Alice protected us. She was a guardian in every sense of the word.
“They had quite the little game going,” Alice continued. “The professor would ‘happen upon’ some relic and use my father to bring it into the museum. It was very hush-hush, of course.” She lifted a chain from under her plain uniform dress, showing them the coin hanging from it. “Rose brought this back from a holiday in Greece. Greece before Christ.”
“How did she end up with the Ironwoods?” Nicholas asked.
“The professor worked very hard to keep her away from the other families, especially them,” Alice explained. “I’m sure you know, but they were at war with one another over who should be making the laws for the families—and then it was all about revenge for the natural times that were rewritten and the loved ones murdered. The professor always said that the traveler lines were on the verge of destroying themselves. As the last two living Lindens, they simply hid, rather than take sides. Once Ironwood’s control over traveling was secured, and the professor passed away…Rose spent some time with a group that banded together to travel. They called themselves refugees?”

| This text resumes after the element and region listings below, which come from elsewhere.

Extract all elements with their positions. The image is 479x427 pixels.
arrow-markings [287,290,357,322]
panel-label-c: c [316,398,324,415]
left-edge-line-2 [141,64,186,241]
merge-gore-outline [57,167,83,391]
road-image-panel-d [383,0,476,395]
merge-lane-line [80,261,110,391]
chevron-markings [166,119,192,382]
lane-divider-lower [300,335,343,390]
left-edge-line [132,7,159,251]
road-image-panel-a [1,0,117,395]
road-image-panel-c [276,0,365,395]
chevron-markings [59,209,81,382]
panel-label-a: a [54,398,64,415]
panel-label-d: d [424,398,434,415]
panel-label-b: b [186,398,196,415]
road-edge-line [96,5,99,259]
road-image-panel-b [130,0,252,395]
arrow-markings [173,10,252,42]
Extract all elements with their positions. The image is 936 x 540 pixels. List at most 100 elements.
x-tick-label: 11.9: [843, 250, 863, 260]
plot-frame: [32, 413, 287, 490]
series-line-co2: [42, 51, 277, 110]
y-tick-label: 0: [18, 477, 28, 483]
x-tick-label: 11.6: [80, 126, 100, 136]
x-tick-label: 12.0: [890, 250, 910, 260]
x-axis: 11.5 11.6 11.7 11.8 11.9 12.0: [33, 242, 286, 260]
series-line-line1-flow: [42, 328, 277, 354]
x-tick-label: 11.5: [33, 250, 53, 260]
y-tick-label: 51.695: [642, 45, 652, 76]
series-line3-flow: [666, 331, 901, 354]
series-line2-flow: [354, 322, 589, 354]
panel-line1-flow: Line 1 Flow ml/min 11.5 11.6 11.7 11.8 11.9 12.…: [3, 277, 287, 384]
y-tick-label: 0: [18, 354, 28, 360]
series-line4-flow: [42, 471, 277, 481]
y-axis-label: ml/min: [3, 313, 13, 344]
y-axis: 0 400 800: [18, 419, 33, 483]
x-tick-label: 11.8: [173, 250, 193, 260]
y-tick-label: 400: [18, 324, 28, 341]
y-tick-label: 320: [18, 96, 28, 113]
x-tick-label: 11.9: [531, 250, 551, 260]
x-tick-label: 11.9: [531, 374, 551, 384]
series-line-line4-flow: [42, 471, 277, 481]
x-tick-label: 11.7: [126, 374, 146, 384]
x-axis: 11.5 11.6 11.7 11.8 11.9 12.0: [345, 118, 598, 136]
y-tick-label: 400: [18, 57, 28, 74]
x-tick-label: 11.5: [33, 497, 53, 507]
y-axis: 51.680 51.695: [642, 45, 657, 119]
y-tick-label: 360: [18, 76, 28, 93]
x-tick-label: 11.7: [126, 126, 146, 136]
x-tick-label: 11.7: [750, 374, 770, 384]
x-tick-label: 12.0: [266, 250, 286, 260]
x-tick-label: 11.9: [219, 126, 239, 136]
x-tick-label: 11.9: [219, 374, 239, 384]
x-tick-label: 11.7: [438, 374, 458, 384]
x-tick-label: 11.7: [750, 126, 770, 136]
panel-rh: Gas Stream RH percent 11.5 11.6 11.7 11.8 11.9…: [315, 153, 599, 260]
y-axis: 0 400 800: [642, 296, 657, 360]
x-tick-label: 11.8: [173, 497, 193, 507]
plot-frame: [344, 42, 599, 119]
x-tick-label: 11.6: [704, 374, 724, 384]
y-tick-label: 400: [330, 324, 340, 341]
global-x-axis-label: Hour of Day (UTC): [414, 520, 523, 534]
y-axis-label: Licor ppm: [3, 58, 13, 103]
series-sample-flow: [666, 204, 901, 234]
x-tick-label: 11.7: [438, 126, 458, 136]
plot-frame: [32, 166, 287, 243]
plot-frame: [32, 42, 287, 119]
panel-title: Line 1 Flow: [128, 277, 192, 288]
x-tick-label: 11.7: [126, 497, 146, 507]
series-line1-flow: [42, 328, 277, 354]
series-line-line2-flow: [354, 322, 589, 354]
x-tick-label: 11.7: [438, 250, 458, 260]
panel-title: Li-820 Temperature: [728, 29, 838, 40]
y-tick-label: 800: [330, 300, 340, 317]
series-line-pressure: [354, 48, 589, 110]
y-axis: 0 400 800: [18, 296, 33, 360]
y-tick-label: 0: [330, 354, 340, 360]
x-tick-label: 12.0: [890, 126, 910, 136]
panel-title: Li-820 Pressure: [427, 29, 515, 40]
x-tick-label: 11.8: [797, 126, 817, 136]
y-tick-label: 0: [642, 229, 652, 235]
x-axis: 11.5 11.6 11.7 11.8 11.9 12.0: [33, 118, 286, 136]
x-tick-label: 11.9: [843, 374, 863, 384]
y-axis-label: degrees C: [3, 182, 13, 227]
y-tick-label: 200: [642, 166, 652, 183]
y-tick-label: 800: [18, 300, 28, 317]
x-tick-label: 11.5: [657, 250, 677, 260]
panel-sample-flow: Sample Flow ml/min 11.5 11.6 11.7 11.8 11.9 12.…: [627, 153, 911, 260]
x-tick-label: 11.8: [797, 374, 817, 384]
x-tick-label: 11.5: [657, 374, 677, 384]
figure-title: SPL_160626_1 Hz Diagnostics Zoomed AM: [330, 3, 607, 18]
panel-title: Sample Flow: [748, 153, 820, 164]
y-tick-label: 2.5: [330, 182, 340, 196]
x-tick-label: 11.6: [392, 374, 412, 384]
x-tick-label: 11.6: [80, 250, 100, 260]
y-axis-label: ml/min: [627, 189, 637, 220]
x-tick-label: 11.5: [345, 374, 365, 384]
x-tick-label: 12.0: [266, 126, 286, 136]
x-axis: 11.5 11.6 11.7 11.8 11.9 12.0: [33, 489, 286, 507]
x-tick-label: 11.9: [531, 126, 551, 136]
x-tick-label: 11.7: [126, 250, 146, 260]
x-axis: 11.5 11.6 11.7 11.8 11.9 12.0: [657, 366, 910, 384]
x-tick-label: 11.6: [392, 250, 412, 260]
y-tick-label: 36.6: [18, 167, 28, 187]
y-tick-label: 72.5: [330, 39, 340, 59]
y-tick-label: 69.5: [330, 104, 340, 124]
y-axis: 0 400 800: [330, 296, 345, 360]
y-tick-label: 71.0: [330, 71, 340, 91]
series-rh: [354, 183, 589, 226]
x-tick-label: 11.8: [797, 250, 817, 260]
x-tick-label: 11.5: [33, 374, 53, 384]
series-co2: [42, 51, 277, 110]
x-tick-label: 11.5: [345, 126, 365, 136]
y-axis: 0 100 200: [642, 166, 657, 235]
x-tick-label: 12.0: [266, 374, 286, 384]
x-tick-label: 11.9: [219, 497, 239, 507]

Nicholas set his empty glass down on the side table with a bit too much force. “Refugees, you said?”
Alice nodded.
“I’ve heard of a group like that,” Nicholas explained, giving Etta a sidelong glance. “Refugees, to us, are people who, after the timeline is changed, find themselves without a home to return to. I might have been prevented from leaving my time—exiled to it—but they lost their natural times. The years they were born to, the ones they had grown and thrived in, were lost.”
“Sophia mentioned that,” Etta said. “That when the timeline changes and a traveler’s natural time is affected by a big enough shift, they don’t cease to exist, but everything and everyone they’d known might be lost.”
“Precisely. It happened constantly during the war between the families. The timeline became so unstable, so unpredictable, that many began to fear what might happen if it continued. Some of the remnants from the Jacaranda and Hemlock families eventually came to Ironwood and pledged their service and allegiance. But there was a group that dogged him for years, trying to sabotage his business holdings and retaliate on behalf of their dead loved ones…Thorns. That’s what Ironwood calls them. They’re constantly trying to create snags in the timeline that will restore their futures. That’s a dangerous group for your mother to have aligned with.”